Biohorma en het nationaal reumafonds

Actieblad januari 2002 jaargang 113, nr.1.
Door: Marie P. Prins | Geplaatst: 5 maa 2002
Dat was schrikken. Een advertentie van een hele pagina aan de achterkant van de nieuwsbrief Rondom Reuma van het Nationaal Reumafonds van september voor producten van de firma Biohorma.

Een advertentie op die plaats impliceert zonder meer een werking bij reumatische klachten. Dat is bij de drie kruiden, namelijk Vrouwenmantel (Alchemilla), Arnica (Valkruid) en Duivelsklauw op zijn zachtst gezegd twijfelachtig. Het blad van de vrouwenmantel lijkt op traditionele weergaven van de mantel van Maria, de moeder van Jezus. Dus zou het helpen bij vrouwenklachten, maar ook bij andere bloedingen. Daar trapte zelfs de Duitse Commissie E niet in, maar die dacht dat de tanninen in de plant mogelijk werkzaam konden zijn bij diarree. Met reuma heeft dit alles niets te maken. Al eerder had de Reclame Code Commissie (RCC). Biohorma verteld dat ze Alchemilla niet mochten adverteren voor toepassing "bij stijve spieren en gewrichten." Arnica heeft de reputatie te helpen bij kneuzingen en verstuikingen. Er is één test met een positieve uitkomst voor Arnica, maar latere proeven hebben die niet bevestigd. Bovendien is Arnica allergeen en gevaarlijk bij inwendig gebruik. De FDA beschouwt het als een "dangerous herb". Dus alleen toepassen op een gave huid. Maar verstuikingen en kneuzingen zijn niet hetzelfde als reuma.

Duivelsklauw bevat stoffen die ontstekingsremmend zijn, maar dat is geen bewijs dat de hele plant die werking ook heeft. Bovendien zijn er voldoende veel goedkopere ontstekingsremmers in de handel.

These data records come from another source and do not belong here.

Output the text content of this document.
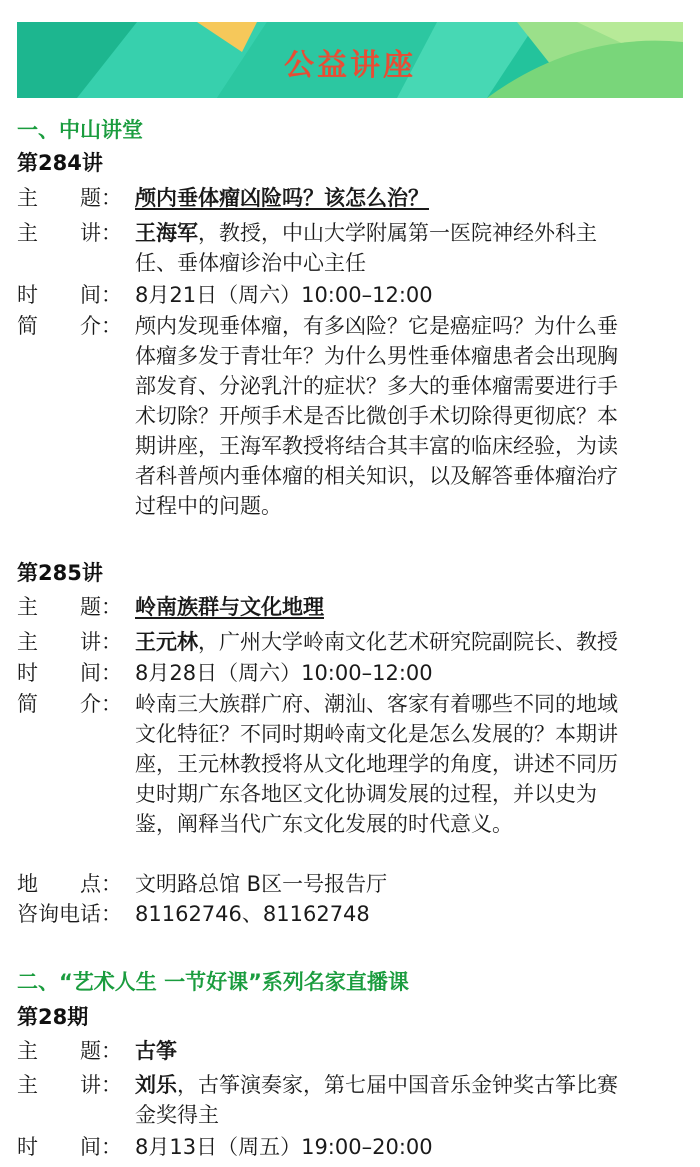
公益讲座
一、中山讲堂
第284讲
主　　题： 颅内垂体瘤凶险吗？该怎么治？
主　　讲： 王海军，教授，中山大学附属第一医院神经外科主
任、垂体瘤诊治中心主任
时　　间： 8月21日（周六）10:00–12:00
简　　介： 颅内发现垂体瘤，有多凶险？它是癌症吗？为什么垂
体瘤多发于青壮年？为什么男性垂体瘤患者会出现胸
部发育、分泌乳汁的症状？多大的垂体瘤需要进行手
术切除？开颅手术是否比微创手术切除得更彻底？本
期讲座，王海军教授将结合其丰富的临床经验，为读
者科普颅内垂体瘤的相关知识，以及解答垂体瘤治疗
过程中的问题。
第285讲
主　　题： 岭南族群与文化地理
主　　讲： 王元林，广州大学岭南文化艺术研究院副院长、教授
时　　间： 8月28日（周六）10:00–12:00
简　　介： 岭南三大族群广府、潮汕、客家有着哪些不同的地域
文化特征？不同时期岭南文化是怎么发展的？本期讲
座，王元林教授将从文化地理学的角度，讲述不同历
史时期广东各地区文化协调发展的过程，并以史为
鉴，阐释当代广东文化发展的时代意义。
地　　点： 文明路总馆 B区一号报告厅
咨询电话： 81162746、81162748
二、“艺术人生 一节好课”系列名家直播课
第28期
主　　题： 古筝
主　　讲： 刘乐，古筝演奏家，第七届中国音乐金钟奖古筝比赛
金奖得主
时　　间： 8月13日（周五）19:00–20:00
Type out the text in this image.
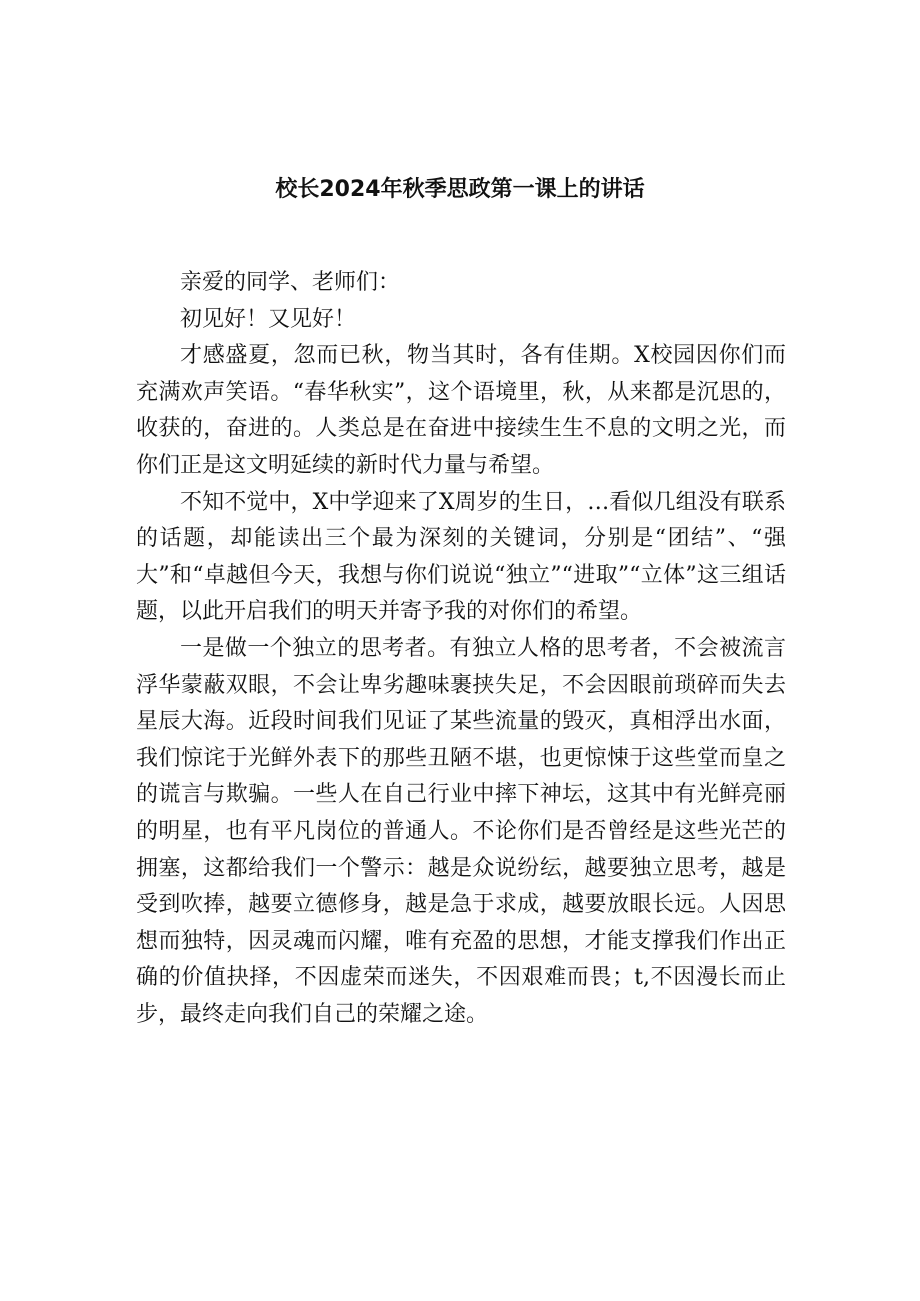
校长2024年秋季思政第一课上的讲话

亲爱的同学、老师们：

初见好！又见好！

才感盛夏，忽而已秋，物当其时，各有佳期。X校园因你们而充满欢声笑语。“春华秋实”，这个语境里，秋，从来都是沉思的，收获的，奋进的。人类总是在奋进中接续生生不息的文明之光，而你们正是这文明延续的新时代力量与希望。

不知不觉中，X中学迎来了X周岁的生日，…看似几组没有联系的话题，却能读出三个最为深刻的关键词，分别是“团结”、“强大”和“卓越但今天，我想与你们说说“独立”“进取”“立体”这三组话题，以此开启我们的明天并寄予我的对你们的希望。

一是做一个独立的思考者。有独立人格的思考者，不会被流言浮华蒙蔽双眼，不会让卑劣趣味裹挟失足，不会因眼前琐碎而失去星辰大海。近段时间我们见证了某些流量的毁灭，真相浮出水面，我们惊诧于光鲜外表下的那些丑陋不堪，也更惊悚于这些堂而皇之的谎言与欺骗。一些人在自己行业中摔下神坛，这其中有光鲜亮丽的明星，也有平凡岗位的普通人。不论你们是否曾经是这些光芒的拥塞，这都给我们一个警示：越是众说纷纭，越要独立思考，越是受到吹捧，越要立德修身，越是急于求成，越要放眼长远。人因思想而独特，因灵魂而闪耀，唯有充盈的思想，才能支撑我们作出正确的价值抉择，不因虚荣而迷失，不因艰难而畏；t,不因漫长而止步，最终走向我们自己的荣耀之途。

Dus op naar de RCC. Nog een grotere schrik. Volgens Biohorma was het initiatief van deze advertentie niet van hen uit gegaan, maar van het Reumafonds zelf. En een andere verrassing was de volgende zin in het antwoord die betrekking heeft op hun onderzoeksgegevens: Wij benadrukken dat het hierbij om strikt vertrouwelijke stukken gaat, die alleen aan het beroepscollege van bezwaar van de Stichting Reclame Code Commissie ter beschikken worden gesteld. Wij gaan er derhalve vanuit dat u dit ook als zodanig behandeld en niet aan derden ter inzage aanbied. Vermoedelijk is dit een aanvraag onder Art. 6 van het Besluit homeopathische farmaceutische producten, in welk geval een wetenschappelijk bewijs van de werking niet eens hoeft te worden overlegd. Het wordt spannend. Want tot nu toe heeft de RCC dit soort bewijs wel gevraagd.

En dan is het ook nog de vraag of dat artikel 6, dat op verzoek van NEHOMA aan het besluit werd toegevoegd, wel in overeenstemming is met het EU besluit over de registratie van homeopathische producten. Dat besluit geeft namelijk een definitie van deze producten waarbij een het ontbreken van een indicatie een van de voorwaarden is voor de erkenning als een homeopathisch product.